Works featuring "revenge" (46)

Stop Thief!

Thief steals, boy and dogs chase. All end up in a barrel. Ends abruptly, as if ending was lost. One of the earliest known surviving chase films, it's a good film to show critics that claim that movies have degenerated into gratuitous violence: this shows violence was there from the beginning. Strips the dude's clothes off, and then goes down to the mud to wrestle with him - kinda kinky...

A Lynching at Cripple Creek/Tracked by Bloodhounds

Is this where the chase film ultimately leads to?

Revenge!

This revenge is not so sweet - quite nasty, in fact - showing that producers learned early that exploiting human fascination with viewing violence can be profitable.

1904 seems to have been the year that the fledgling film industry made an important but unheralded discovery: audiences also like to root for outlaws - even when they know those outlaws are doomed to fail.
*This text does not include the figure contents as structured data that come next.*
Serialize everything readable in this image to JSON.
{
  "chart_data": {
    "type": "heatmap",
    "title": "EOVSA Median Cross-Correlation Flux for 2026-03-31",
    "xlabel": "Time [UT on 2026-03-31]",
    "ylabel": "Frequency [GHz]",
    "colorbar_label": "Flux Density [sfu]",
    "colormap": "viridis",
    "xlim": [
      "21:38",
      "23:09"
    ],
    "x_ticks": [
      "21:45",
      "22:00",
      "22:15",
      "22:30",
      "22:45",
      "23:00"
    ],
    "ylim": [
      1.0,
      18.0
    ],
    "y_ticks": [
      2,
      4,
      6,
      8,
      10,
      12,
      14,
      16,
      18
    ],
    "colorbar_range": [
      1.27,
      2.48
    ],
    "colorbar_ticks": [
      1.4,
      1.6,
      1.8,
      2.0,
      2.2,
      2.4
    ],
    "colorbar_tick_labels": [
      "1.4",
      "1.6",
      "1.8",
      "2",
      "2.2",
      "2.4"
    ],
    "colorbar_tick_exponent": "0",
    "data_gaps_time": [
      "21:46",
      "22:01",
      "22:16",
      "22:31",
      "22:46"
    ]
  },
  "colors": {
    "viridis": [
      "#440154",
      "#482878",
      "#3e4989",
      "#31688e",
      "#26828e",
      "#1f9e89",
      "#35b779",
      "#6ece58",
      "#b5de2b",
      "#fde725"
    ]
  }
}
Just look at Revenge, and compare it with another crime film by the same director, released just ten months earlier: The Pickpocket. Although the titles might lead one to believe The Pickpocket is a character study while Revenge is not, actually neither reveals anything about the protagonist.

But although both begin with commission of the crime that sets off the action, nothing in the portayal of the pickpocket garners audience sympathy for the outlaw or his crime. On the other hand, the protagonist of Revenge is shown committing his crime as a victim of betrayal, his life ripped apart by those in power and authority. Finally, the film industry had tapped into an archetype that cinema audiences never seem to tire of identifying with: the protagonist who feels wronged by the powers that be, so sets out for to make things right by slaughtering everything in sight.